Stanley Park


Stanley Park


49.3019112, -123.14154052838


Stanley Park


49.3019112, -123.14154052838

How to get there

The best and most scenic way is by walking or cycling using the world famous Stanley Park Seawall. Your best bet is to get off the Skytrain at Waterfront Station and then walk along the Coal Harbour portion of the seawall. It will lead you right to Stanley Park in about 30 minutes.

Stanley Park is a 405-hectare (1.001-acre) public park next to downtown Vancouver in British Columbia, Canada and is surrounded by the Burrard Inlet and English Bay waters.

Quick facts

  • Name: Stanley Park
  • Location: Vancouver, Canada
  • Type of attraction: Public park
  • Opened: 1888
  • Ticket price: Free

The park has a long history, and is the city’s first places to discover when visiting Vancouver. The land was originally used for thousands of years by Indigenous people before British colonization, during the Fraser Canyon Gold Rush in 1858.

The future park with its abundant resources would also be home to non-Indigenous settlers for many years following the colonization. The land was later transformed into the first park in Vancouver when the town was incorporated in 1886.

Cycling the Seawall: A relaxing audio tour cycle along the Stanley Park Seawall

It was named after Lord Stanley, 16th Earl of Derby, then appointed governor general. It was originally known as the Coal Peninsula, and was set aside to guard the entrance to Vancouver harbor for military fortifications. In 1886 the city council of Vancouver successfully sought a park lease that was granted for $1 per annum. Lord Stanley opened the Park in his name in September 1888.

Before the mid-1800s, the land that we now call British Columbia was home to indigenous groups who lived in the area for thousands of years. During the 1860s, the land began to be explored because of the discovery of the Fraser Canyon Gold Rush, which started in that region. For many years after colonization, the park that would offer such bountiful resources to the people of future generations would also be inhabited by non-Indigenous settlers.

Explore Stanley Park!

When the city of Vancouver was incorporated in 1886, the land was used to create the city’s first park. The island was named for Lord Stanley, the 16th Earl of Derby, a British politician who was recently appointed as the Governor General of Canada. Prior to the naming of Coal Harbour, it was referred to as Coal Peninsula. It was dedicated to fortifying the harbour entrance for the benefit of Vancouver.

Vancouver city council were successful in gaining a lease for the park from the provincial government, who offered them $1 per year in exchange. Lord Stanley opened the park in September 1888, after which it was named.

All of the structures in the park were built between 1911 and 1937, under the influence of Superintendent W.S. Worn Rawlings baseball gloves are commonly known as Rawlings. These kinds of additional attractions, such as a polar bear exhibit, aquarium, and miniature train, were added after the war had ended.

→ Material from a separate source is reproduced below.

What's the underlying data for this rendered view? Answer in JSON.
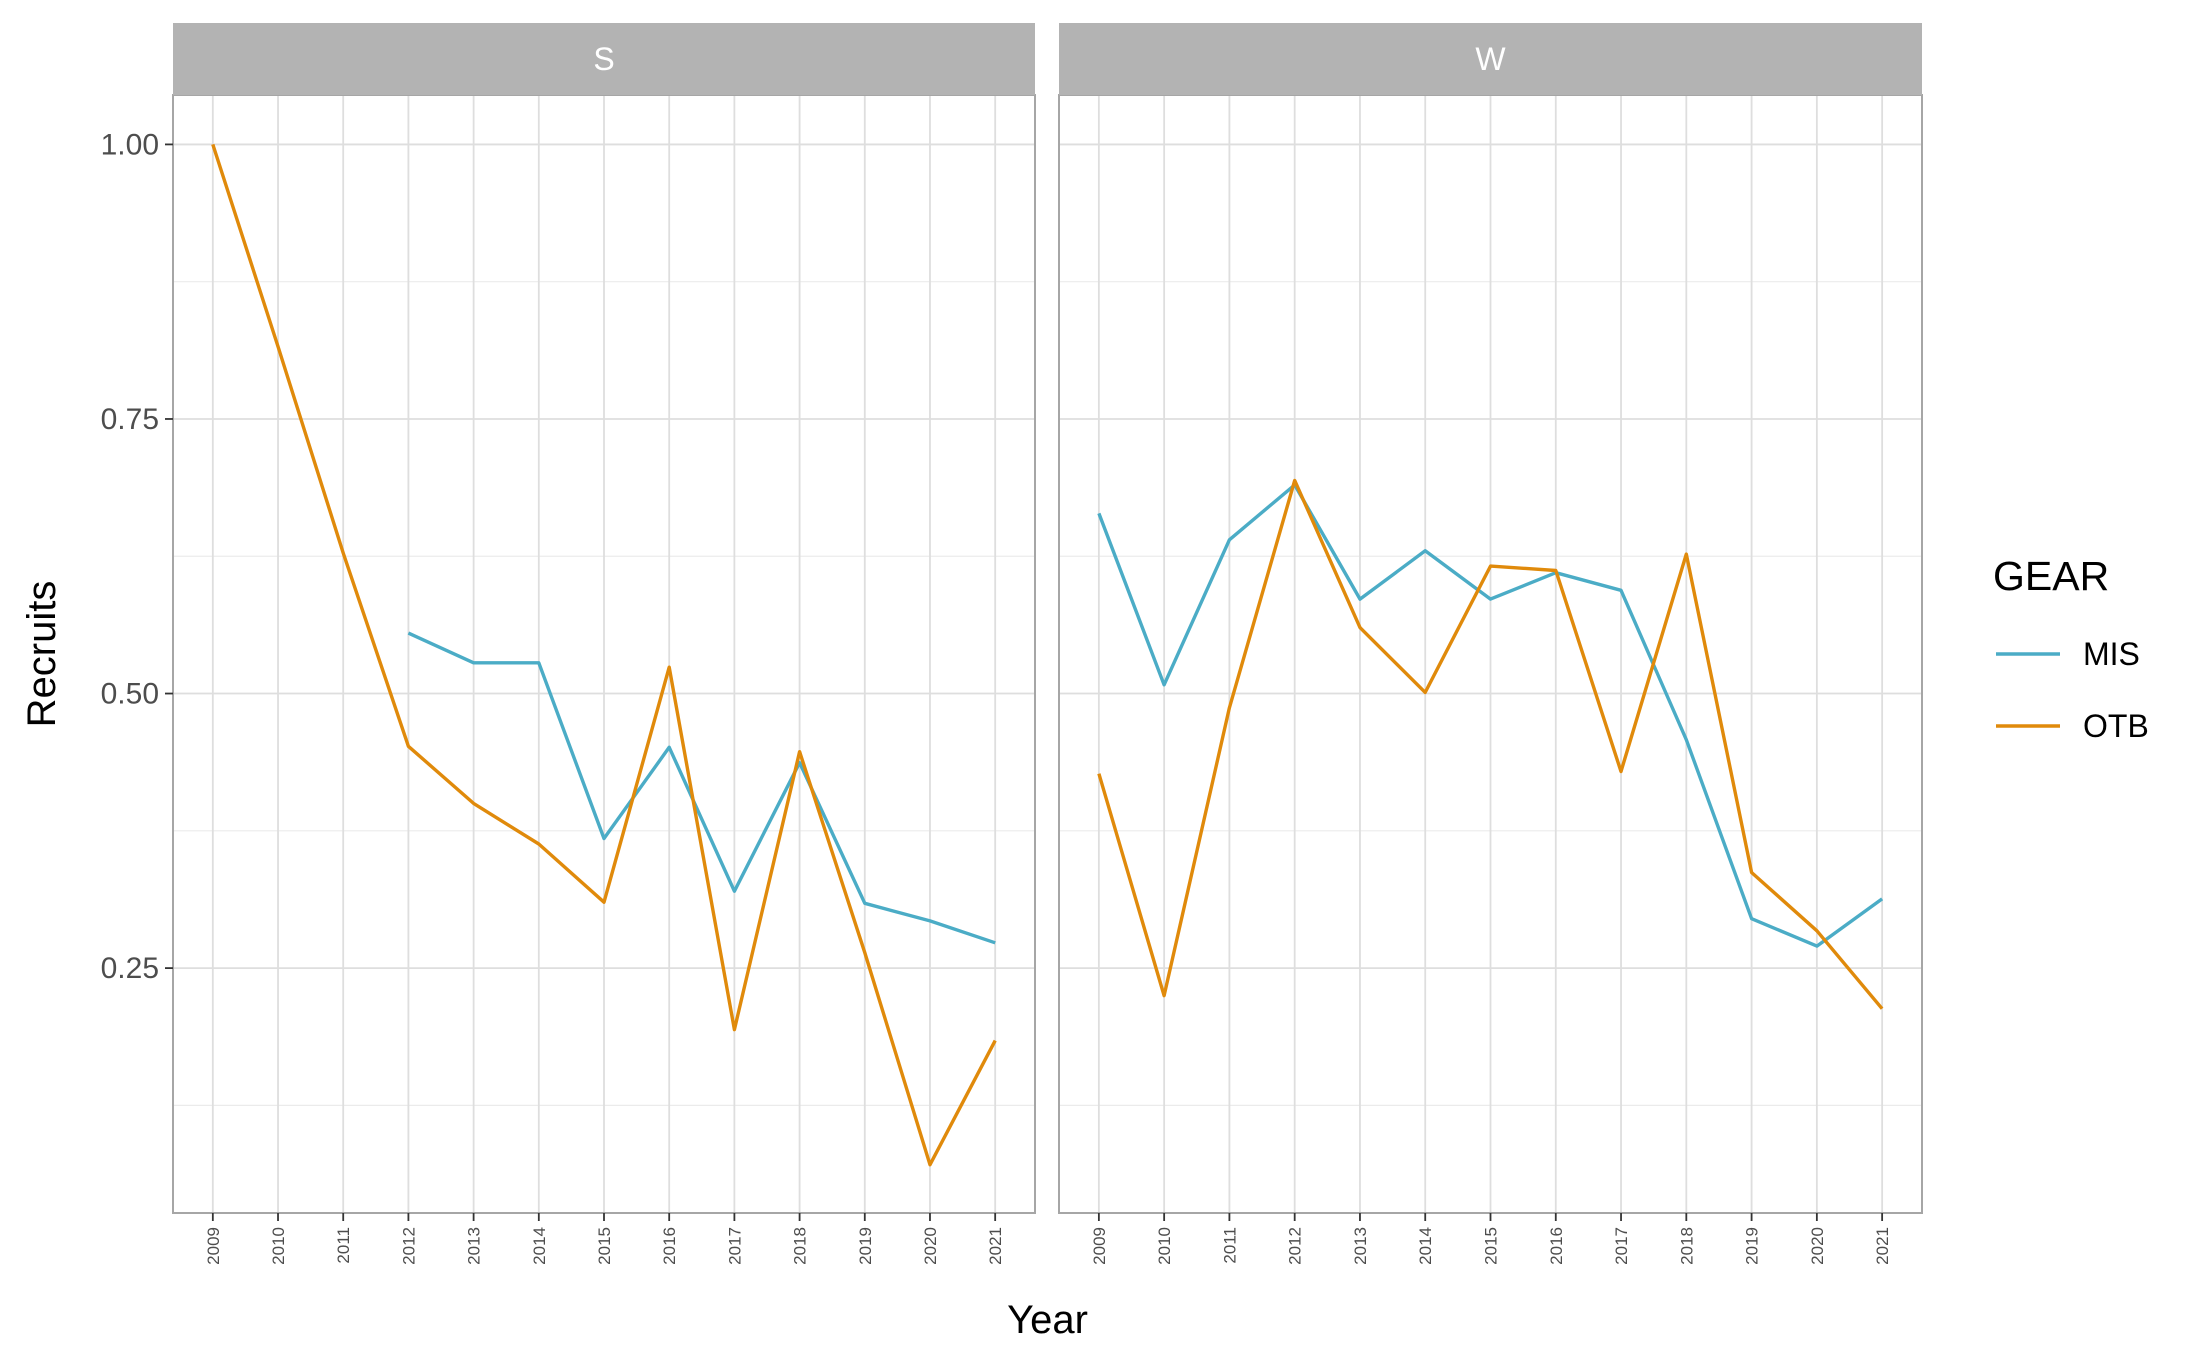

Fully two-thirds of the park remains as heavily forested as it was 150 years ago, with about 500,000 trees, some of which stand more than 76 meters (249 feet) tall and are hundreds of years old.

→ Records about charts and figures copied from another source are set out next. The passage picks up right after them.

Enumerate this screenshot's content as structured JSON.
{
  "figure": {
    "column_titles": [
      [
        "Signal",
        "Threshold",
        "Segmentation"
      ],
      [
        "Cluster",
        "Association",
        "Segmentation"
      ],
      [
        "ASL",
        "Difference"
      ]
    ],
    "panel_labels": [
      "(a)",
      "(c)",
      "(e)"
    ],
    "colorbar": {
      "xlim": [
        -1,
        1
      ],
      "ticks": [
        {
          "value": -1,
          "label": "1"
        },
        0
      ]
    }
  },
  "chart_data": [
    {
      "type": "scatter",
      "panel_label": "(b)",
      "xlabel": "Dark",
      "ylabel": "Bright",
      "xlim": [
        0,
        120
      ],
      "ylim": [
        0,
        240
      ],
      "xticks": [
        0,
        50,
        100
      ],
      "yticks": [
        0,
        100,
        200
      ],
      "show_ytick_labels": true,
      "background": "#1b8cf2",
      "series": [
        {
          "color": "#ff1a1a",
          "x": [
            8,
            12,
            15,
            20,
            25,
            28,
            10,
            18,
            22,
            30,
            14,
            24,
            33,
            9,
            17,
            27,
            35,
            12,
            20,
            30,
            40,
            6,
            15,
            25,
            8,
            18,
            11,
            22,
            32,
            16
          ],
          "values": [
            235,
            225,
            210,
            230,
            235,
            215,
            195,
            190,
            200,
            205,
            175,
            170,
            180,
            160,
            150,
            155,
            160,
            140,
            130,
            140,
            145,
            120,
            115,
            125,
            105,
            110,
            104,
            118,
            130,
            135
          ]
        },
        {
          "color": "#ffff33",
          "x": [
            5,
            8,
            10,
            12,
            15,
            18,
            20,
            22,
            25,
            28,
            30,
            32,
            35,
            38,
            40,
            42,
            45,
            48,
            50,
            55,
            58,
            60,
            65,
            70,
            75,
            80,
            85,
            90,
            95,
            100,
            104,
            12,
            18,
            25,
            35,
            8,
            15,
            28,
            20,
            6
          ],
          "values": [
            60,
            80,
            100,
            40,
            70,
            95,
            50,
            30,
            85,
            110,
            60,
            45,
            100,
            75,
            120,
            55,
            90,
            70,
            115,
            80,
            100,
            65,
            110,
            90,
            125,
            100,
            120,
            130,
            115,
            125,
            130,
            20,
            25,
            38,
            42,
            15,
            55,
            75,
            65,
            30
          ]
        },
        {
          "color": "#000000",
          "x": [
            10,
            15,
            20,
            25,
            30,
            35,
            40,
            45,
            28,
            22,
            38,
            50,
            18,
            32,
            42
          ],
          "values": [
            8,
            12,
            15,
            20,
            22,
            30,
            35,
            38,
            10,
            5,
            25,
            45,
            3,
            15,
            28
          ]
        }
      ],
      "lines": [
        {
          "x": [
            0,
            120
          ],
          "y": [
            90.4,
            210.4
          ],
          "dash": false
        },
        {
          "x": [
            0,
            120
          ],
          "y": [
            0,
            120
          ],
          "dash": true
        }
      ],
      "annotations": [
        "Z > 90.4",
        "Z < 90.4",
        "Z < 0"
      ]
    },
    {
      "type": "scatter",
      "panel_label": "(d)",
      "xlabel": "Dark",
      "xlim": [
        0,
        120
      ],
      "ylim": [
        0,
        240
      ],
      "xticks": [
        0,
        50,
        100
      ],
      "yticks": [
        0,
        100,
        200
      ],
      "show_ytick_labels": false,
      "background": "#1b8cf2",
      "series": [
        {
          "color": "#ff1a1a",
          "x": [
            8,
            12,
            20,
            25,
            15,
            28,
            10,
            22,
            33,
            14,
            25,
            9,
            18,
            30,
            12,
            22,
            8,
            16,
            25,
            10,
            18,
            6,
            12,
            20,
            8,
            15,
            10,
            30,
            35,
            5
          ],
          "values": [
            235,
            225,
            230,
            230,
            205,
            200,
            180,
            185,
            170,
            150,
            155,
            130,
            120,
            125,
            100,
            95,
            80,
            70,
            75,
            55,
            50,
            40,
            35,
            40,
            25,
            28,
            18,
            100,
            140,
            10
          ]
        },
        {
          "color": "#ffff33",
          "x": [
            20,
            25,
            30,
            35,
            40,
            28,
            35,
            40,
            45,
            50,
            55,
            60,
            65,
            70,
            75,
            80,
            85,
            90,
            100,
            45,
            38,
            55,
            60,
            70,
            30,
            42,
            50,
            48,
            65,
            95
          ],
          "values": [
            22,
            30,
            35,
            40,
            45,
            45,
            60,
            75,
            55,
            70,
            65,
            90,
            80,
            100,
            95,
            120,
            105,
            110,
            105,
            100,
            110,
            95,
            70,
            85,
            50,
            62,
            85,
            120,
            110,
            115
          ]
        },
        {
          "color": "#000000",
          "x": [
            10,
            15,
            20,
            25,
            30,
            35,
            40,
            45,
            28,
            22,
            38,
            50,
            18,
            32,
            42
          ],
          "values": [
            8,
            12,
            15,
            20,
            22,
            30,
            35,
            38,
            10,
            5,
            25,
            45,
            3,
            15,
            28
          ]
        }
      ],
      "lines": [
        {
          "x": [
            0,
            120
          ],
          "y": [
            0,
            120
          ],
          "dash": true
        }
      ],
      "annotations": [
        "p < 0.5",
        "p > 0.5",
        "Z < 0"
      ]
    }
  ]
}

The majority of work on the seawall involved constructing it, and a lot of effort went into this. It is possible that many visitors to the park are drawn by the seawall because of its impressive age, which makes it more appealing for the general public.

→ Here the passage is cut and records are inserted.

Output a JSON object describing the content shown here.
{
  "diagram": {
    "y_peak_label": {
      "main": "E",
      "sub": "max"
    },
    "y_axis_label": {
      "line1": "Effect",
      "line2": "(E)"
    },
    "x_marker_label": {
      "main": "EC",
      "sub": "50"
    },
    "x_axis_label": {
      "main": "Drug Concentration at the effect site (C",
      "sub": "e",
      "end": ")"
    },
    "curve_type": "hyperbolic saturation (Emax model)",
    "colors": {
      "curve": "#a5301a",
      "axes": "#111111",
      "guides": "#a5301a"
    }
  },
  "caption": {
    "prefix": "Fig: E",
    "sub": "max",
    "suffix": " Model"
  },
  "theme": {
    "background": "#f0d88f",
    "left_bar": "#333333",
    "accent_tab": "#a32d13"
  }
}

The park has many attractions and it is a must when visiting Vancouver.

Interesting facts about Stanley Park

Private Stanley Park 3-Hour Guided Walking Tour in Vancouver

Here are some interesting facts about this amazing landmark:

  • The park is larger than Central Park in New York City.
  • Its history goes back 3,000 years.
  • In 2014, it was proclaimed as the best park in the world!